SAAT Vela tiba di kamarnya, hal pertama yang menyambutnya adalah teriakan dan pelukan dari Lita. Gadis itu menangis dan menanyakan banyak pertanyaan yang justru memancing Vela untuk tertawa.
“Ngilang kemana lo? Kata Pak Alfa lo sakit dan pulang ke rumah. Bohong kan? Tante Hera dateng ke rumah dan kata Mbak Lana lo nggak pulang sejak Selasa. Lo kemana? Dan ini pipi lo kenapa?” todong Lita.
Vela menyeka air mata sahabatnya itu dan menepuk pipinya. Dia mengerling, lalu merangkul Lita untuk duduk di tempat tidur gadis itu.

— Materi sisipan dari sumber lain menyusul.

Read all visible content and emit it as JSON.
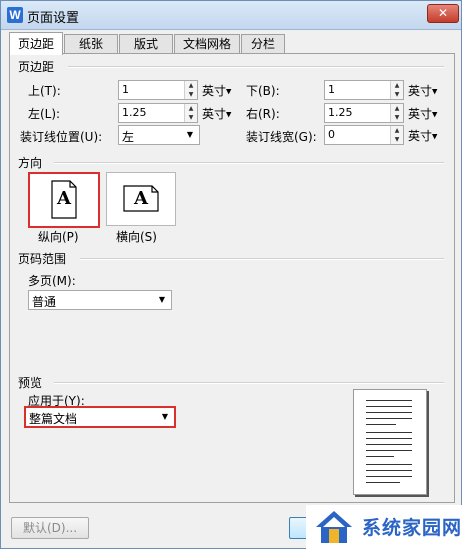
{
  "window": {
    "title": "页面设置",
    "app_icon_letter": "W",
    "close_glyph": "✕"
  },
  "tabs": [
    {
      "label": "页边距"
    },
    {
      "label": "纸张"
    },
    {
      "label": "版式"
    },
    {
      "label": "文档网格"
    },
    {
      "label": "分栏"
    }
  ],
  "margins": {
    "group_title": "页边距",
    "top": {
      "label": "上(T):",
      "value": "1",
      "unit": "英寸"
    },
    "bottom": {
      "label": "下(B):",
      "value": "1",
      "unit": "英寸"
    },
    "left": {
      "label": "左(L):",
      "value": "1.25",
      "unit": "英寸"
    },
    "right": {
      "label": "右(R):",
      "value": "1.25",
      "unit": "英寸"
    },
    "gutter_pos": {
      "label": "装订线位置(U):",
      "value": "左"
    },
    "gutter_width": {
      "label": "装订线宽(G):",
      "value": "0",
      "unit": "英寸"
    }
  },
  "orientation": {
    "group_title": "方向",
    "glyph": "A",
    "portrait": "纵向(P)",
    "landscape": "横向(S)"
  },
  "pages": {
    "group_title": "页码范围",
    "multi_label": "多页(M):",
    "multi_value": "普通"
  },
  "preview": {
    "group_title": "预览",
    "apply_label": "应用于(Y):",
    "apply_value": "整篇文档"
  },
  "footer": {
    "default_button": "默认(D)..."
  },
  "watermark": {
    "text": "系统家园网"
  }
}
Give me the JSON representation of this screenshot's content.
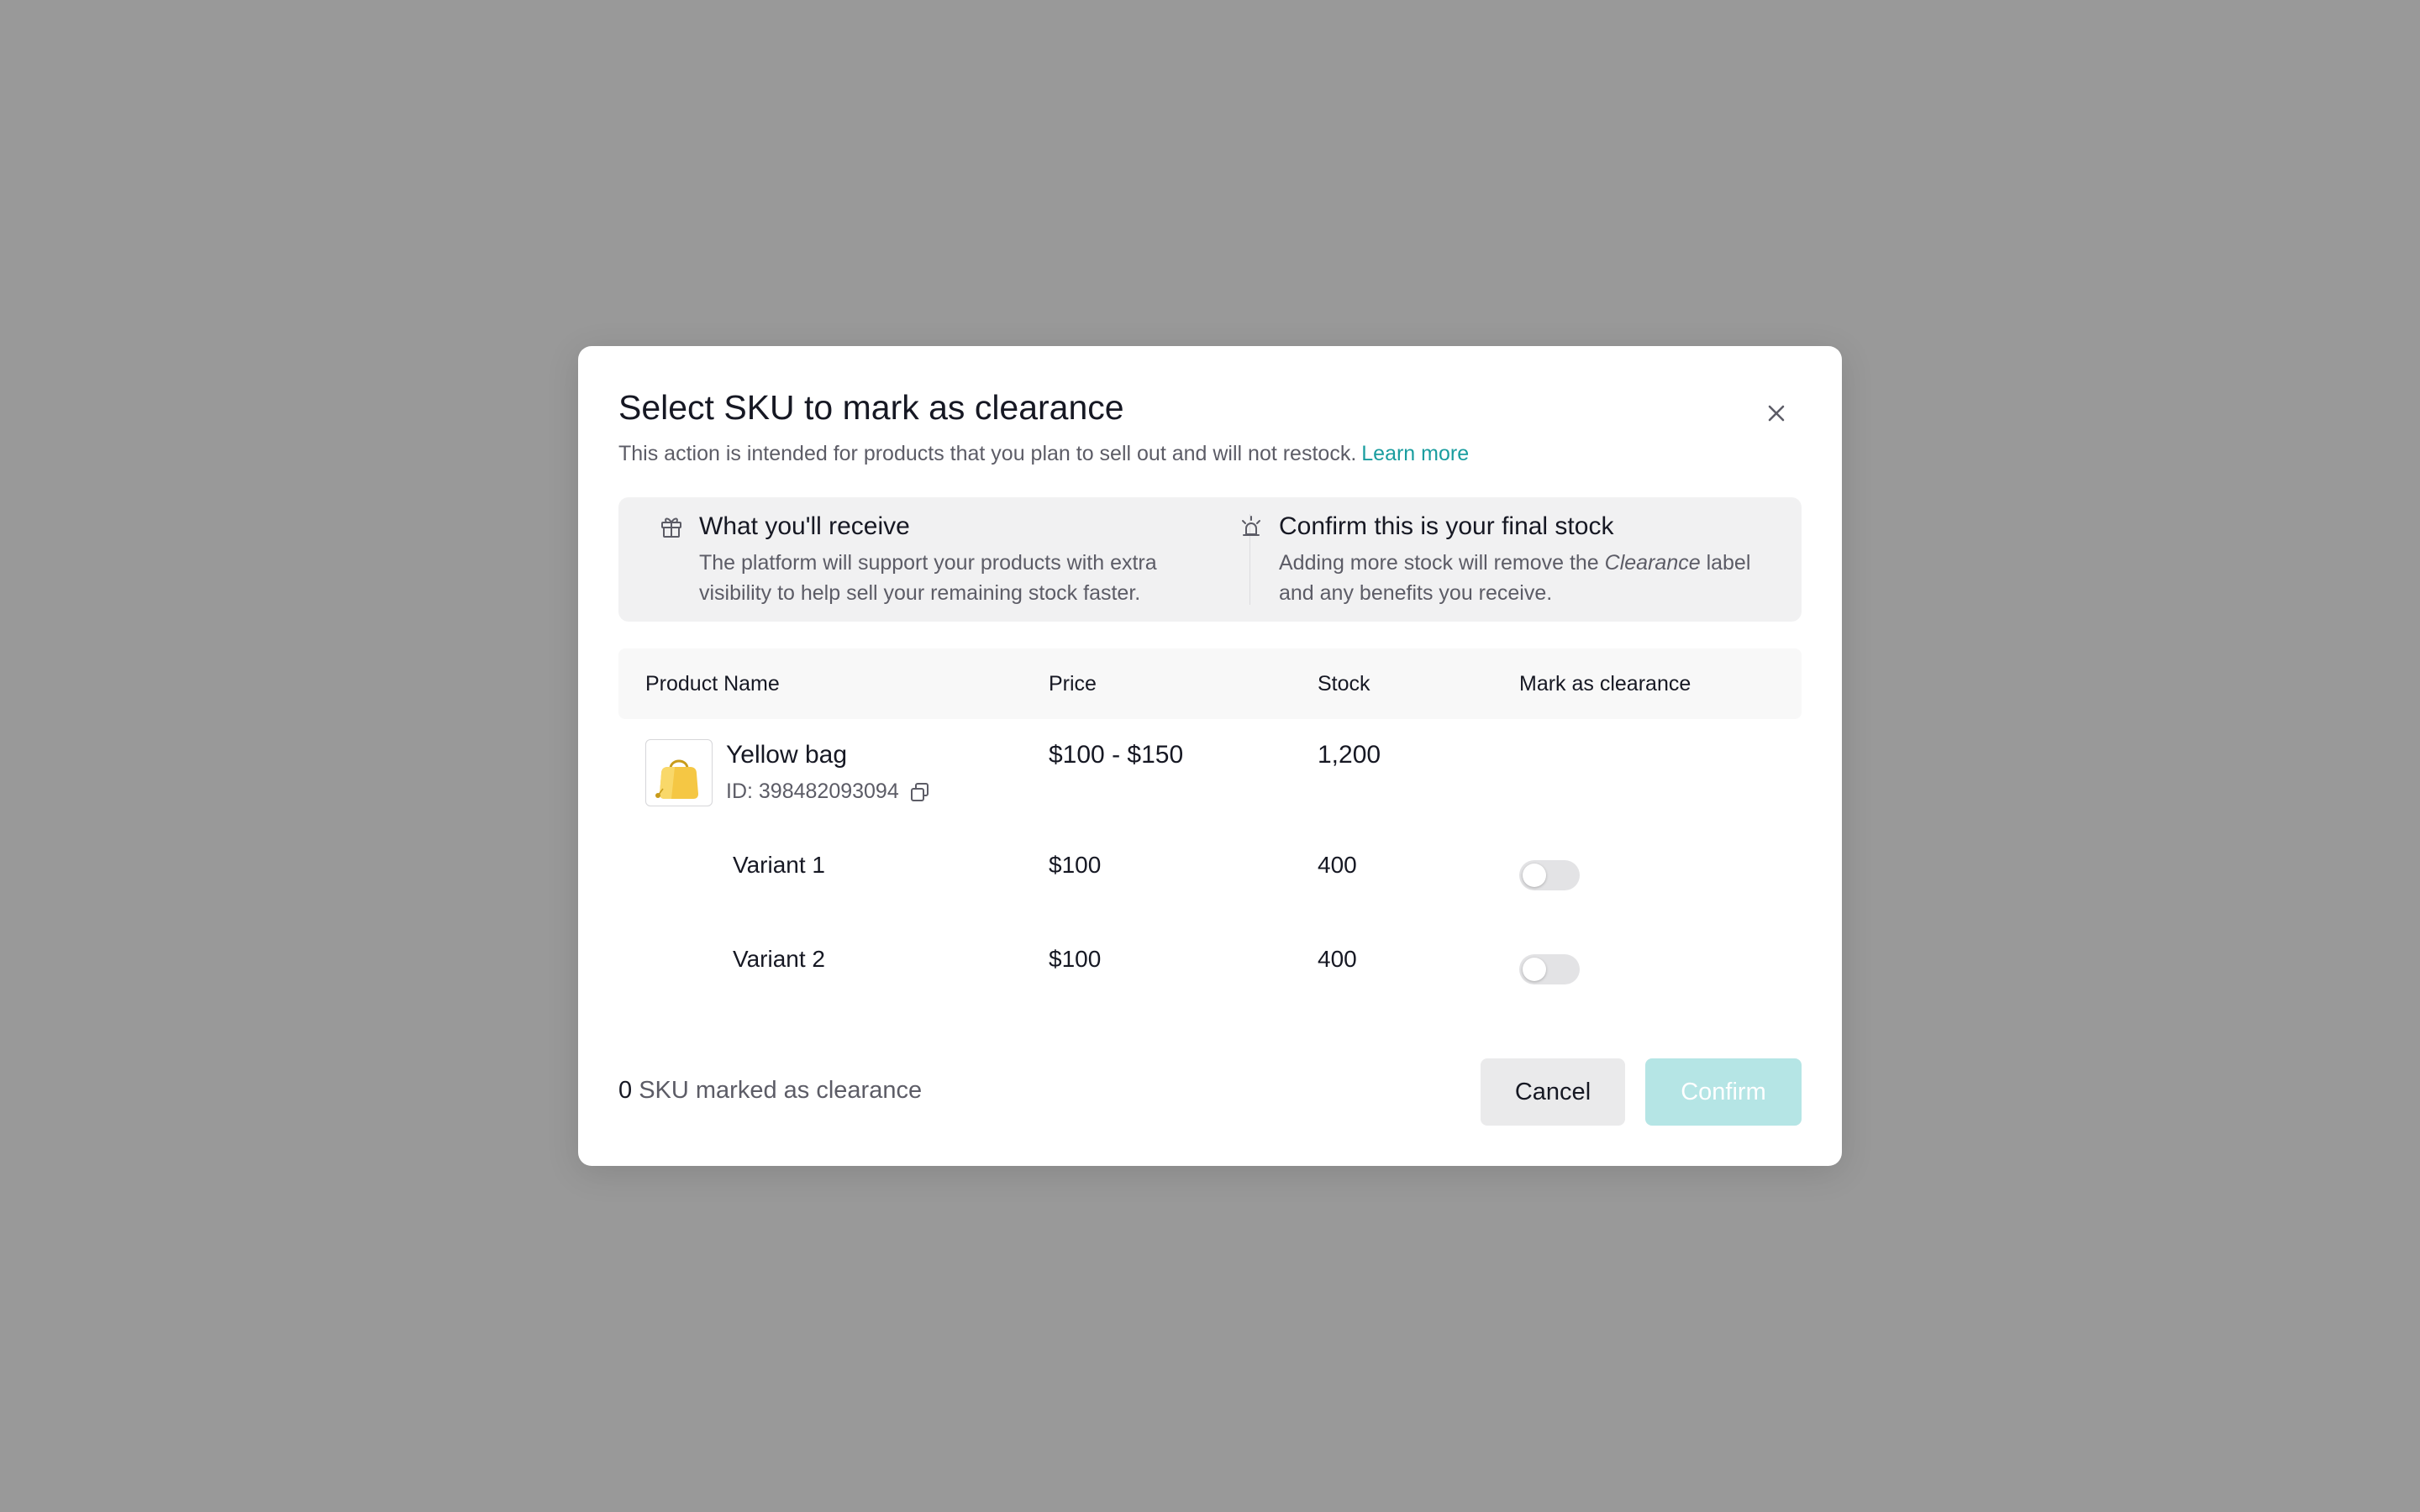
{
  "modal": {
    "title": "Select SKU to mark as clearance",
    "subtitle": "This action is intended for products that you plan to sell out and will not restock.",
    "learn_more": "Learn more"
  },
  "info": {
    "receive": {
      "icon": "gift-icon",
      "title": "What you'll receive",
      "body": "The platform will support your products with extra visibility to help sell your remaining stock faster."
    },
    "final_stock": {
      "icon": "alert-light-icon",
      "title": "Confirm this is your final stock",
      "body_before": "Adding more stock will remove the ",
      "body_em": "Clearance",
      "body_after": " label and any benefits you receive."
    }
  },
  "table": {
    "headers": {
      "product_name": "Product Name",
      "price": "Price",
      "stock": "Stock",
      "mark": "Mark as clearance"
    },
    "product": {
      "name": "Yellow bag",
      "id": "ID: 398482093094",
      "price": "$100 - $150",
      "stock": "1,200",
      "thumbnail": "yellow-bag-image"
    },
    "variants": [
      {
        "name": "Variant 1",
        "price": "$100",
        "stock": "400",
        "clearance": false
      },
      {
        "name": "Variant 2",
        "price": "$100",
        "stock": "400",
        "clearance": false
      }
    ]
  },
  "footer": {
    "count": "0",
    "count_label": "SKU marked as clearance",
    "cancel": "Cancel",
    "confirm": "Confirm"
  },
  "colors": {
    "overlay": "#999999",
    "accent": "#1a9d9f",
    "confirm_disabled": "#b5e5e5"
  }
}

“Gue bakal ceritain semua hal yang pengen lo tau, tapi entar, oke?” Vela mengipas sebelah tangannya, lalu melemparkan ponselnya di atas ranjang Lita. “Gue mandi dulu.”

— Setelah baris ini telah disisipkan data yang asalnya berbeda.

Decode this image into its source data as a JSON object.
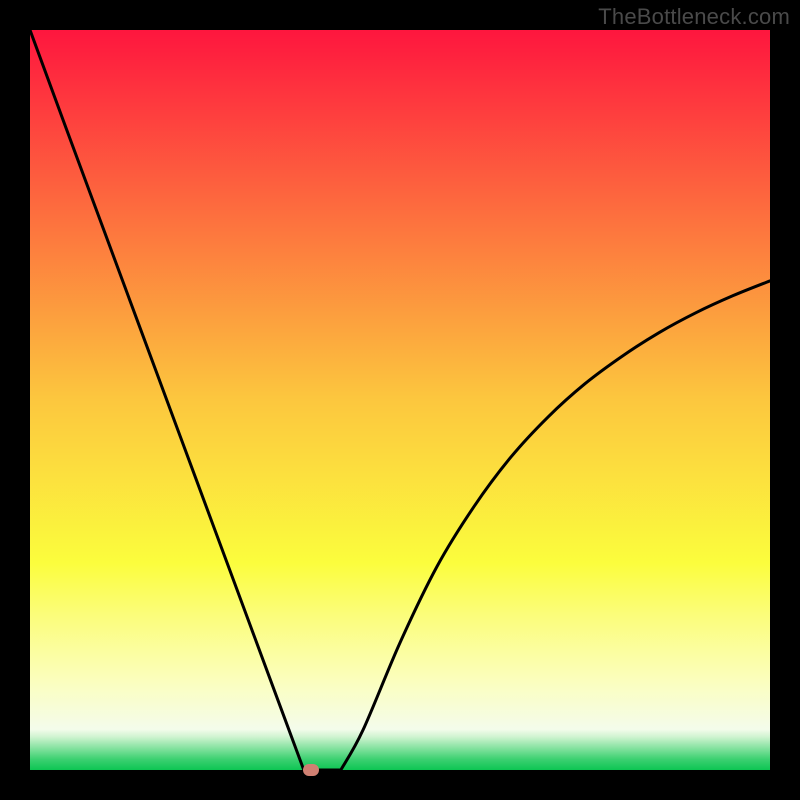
{
  "watermark": "TheBottleneck.com",
  "chart_data": {
    "type": "line",
    "title": "",
    "xlabel": "",
    "ylabel": "",
    "xlim": [
      0,
      100
    ],
    "ylim": [
      0,
      100
    ],
    "x": [
      0,
      5,
      10,
      15,
      20,
      25,
      30,
      34,
      36,
      37,
      38,
      42,
      45,
      50,
      55,
      60,
      65,
      70,
      75,
      80,
      85,
      90,
      95,
      100
    ],
    "values": [
      100,
      86.4,
      72.9,
      59.4,
      45.9,
      32.4,
      18.9,
      8.1,
      2.7,
      0.0,
      0.0,
      0.0,
      5.4,
      17.2,
      27.5,
      35.6,
      42.3,
      47.7,
      52.2,
      55.9,
      59.1,
      61.8,
      64.1,
      66.1
    ],
    "marker": {
      "x": 38,
      "y": 0,
      "color": "#d08072"
    },
    "background": {
      "type": "gradient",
      "stops": [
        {
          "pos": 0.0,
          "color": "#fe163e"
        },
        {
          "pos": 0.25,
          "color": "#fd6f3e"
        },
        {
          "pos": 0.5,
          "color": "#fcc73e"
        },
        {
          "pos": 0.72,
          "color": "#fbfd3d"
        },
        {
          "pos": 0.79,
          "color": "#fbfd7a"
        },
        {
          "pos": 0.88,
          "color": "#fbfebe"
        },
        {
          "pos": 0.945,
          "color": "#f4fceb"
        },
        {
          "pos": 0.955,
          "color": "#d0f4d1"
        },
        {
          "pos": 0.965,
          "color": "#9fe8b1"
        },
        {
          "pos": 0.975,
          "color": "#6fdd92"
        },
        {
          "pos": 0.985,
          "color": "#3ed172"
        },
        {
          "pos": 1.0,
          "color": "#0dc653"
        }
      ]
    }
  }
}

Tanpa menunggu jawaban dari Lita, Vela berbalik badan menuju lemari pakaiannya. Saat dia mengambil handuk di gantungan dekat pintu kamar mandi, Vela tak sengaja melihat Winnie melirik ke arahnya. Hal itu membuat Vela sadar bahwa penghuni kamar ini bukan hanya dirinya dan Lita.
Sebelum membuka pintu kamar mandi, Vela mengedarkan matanya dan tidak menemukan Leya di mana pun. Namun, tidak ingin peduli dan ambil pusing dia masuk ke dalam kamar mandi untuk membersihkan diri.

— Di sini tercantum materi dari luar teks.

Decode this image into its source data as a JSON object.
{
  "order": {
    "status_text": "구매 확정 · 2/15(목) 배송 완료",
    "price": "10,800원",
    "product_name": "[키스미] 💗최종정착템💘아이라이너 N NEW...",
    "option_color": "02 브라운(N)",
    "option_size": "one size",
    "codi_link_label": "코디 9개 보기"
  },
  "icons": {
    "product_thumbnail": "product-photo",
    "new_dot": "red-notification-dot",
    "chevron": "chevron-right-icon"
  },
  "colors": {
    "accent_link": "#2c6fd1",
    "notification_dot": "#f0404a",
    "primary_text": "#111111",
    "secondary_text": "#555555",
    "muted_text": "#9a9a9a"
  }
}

Hampir setengah jam waktu yang dibutuhkan Vela untuk membersihkan diri. Gadis itu keluar dengan legging hitam dan sweter biru tua. Kepalanya masih tertutup dengan beanie hat pemberian Lando.
Dan hal itu jelas saja kembali memancing pertanyaan baru di kepala Lita. Gadis berkucir kuda itu yakin pasti ada sesuatu yang Vela sembunyikan karena jika tidak untuk apa Vela menggunakan topi di dalam ruangan? Kecuali jika memang Vela maniak topi, tetapi sayangnya dia tahu Vela bukan.
Setelah Vela selesai menjemur handuknya di gantungan, Lita kembali mencecar sahabatnya itu dengan pertanyaan. Namun, bukannya menjawab Vela justru memperhatikan Leya yang sejak sepuluh menit sudah lalu duduk di atas tempat tidur. Leya terlihat tengah tersenyum karena sesuatu yang ada di layar ponsel gadis itu.
“Vel,” tegur Lita ketika Vela masih saja menatap Leya dengan seringaian di bibirnya.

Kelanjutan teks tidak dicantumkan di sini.